Der Rat ist auf eine entsprechende Gesetzesvorlage eingetreten. Doch von Experten kommt Widerspruch.

Minderjährige Jugendliche, die einen Mord begangen haben, sollen nach Abschluss der Schutzmassnahmen verwahrt werden können. Dies, wenn sie für Dritte immer noch gefährlich sein könnten. So will es der Bundesrat. Das bürgerliche Lager im Ständerat hat nun Eintreten auf die Vorlage beschlossen.

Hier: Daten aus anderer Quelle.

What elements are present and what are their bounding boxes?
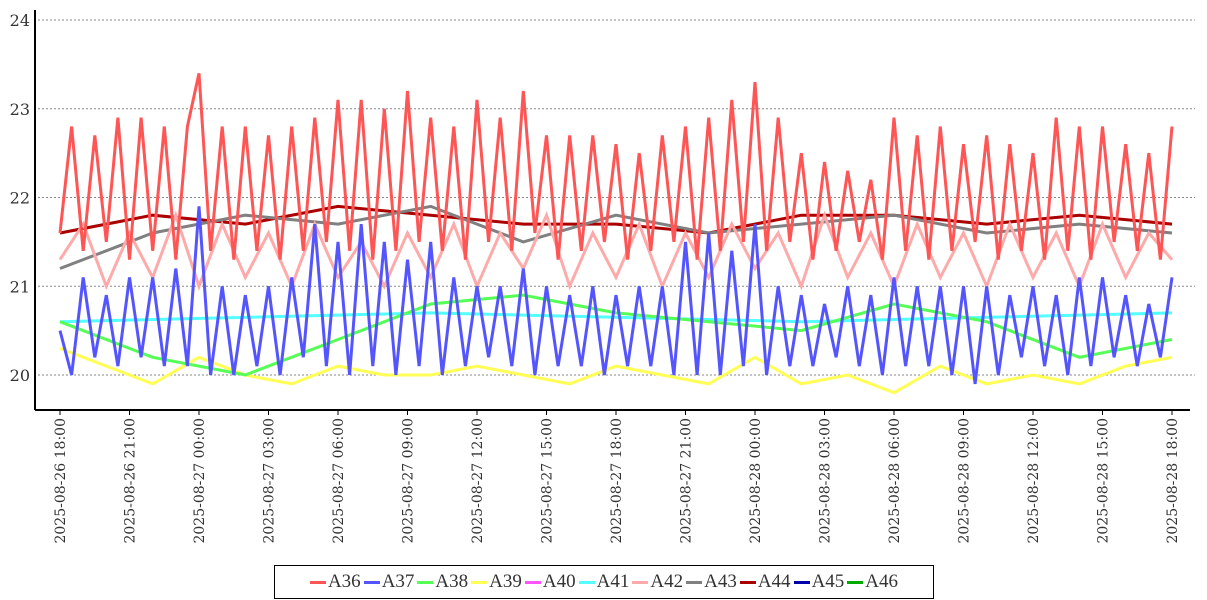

Doch von Experten kommt Widerspruch. Etwa von Marcel Riesen-Kupper, Leiter der Oberjugendanwaltschaft des Kantons Zürich: «Wir haben bereits heute die Möglichkeit, bei solchen Tätern zu handeln. Wir brauchen die Verwahrung nicht.» Die Schweiz werde im Moment international um das gute Gesetz beneidet.

Jugendlicher in Gefängnis
Legende: Jugendliche, die im Alter zwischen 16 und 18 Jahren einen Mord begangen haben, sollen nach Abschluss der Schutzmassnahmen verwahrt werden können – wenn sie für Dritte immer noch gefährlich sein sollten. So wollen es der Bundesrat und der Ständerat. Keystone/AP/Martin Meissner

Doch worum geht es? Pro Jahr begeht in der Schweiz etwa ein Täter oder eine Täterin zwischen 16 und 18 Jahren einen Mord. Wird diese Person verurteilt, erhält sie Freiheitsentzug. Bleibt sie gefährlich, kann es sein, dass sie in einer geschlossenen Einrichtung bleibt. Doch die rechtlichen Möglichkeiten im Jugendstrafgesetz enden mit 25 Jahren.

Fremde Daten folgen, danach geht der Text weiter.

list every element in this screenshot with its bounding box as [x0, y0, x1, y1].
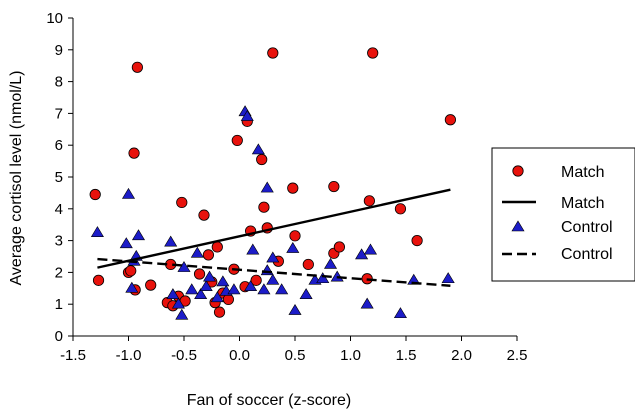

Verwahrung bei Schwerstfällen

Diese Lücke wollen bürgerliche Ständerate nun schliessen und die Verwahrung solcher Täter ins Gesetz schreiben. Denn: «Wenn jemand mit 25 Jahren immer noch eine Gefahr für Dritte darstellt, dann müssen wir ihn auch entsprechend behandeln», so FDP-Ständerat Andrea Caroni.

Will heissen, selbst wenn der Täter oder die Täterin bei der Tat noch minderjährig war, soll sie verwahrt werden dürfen.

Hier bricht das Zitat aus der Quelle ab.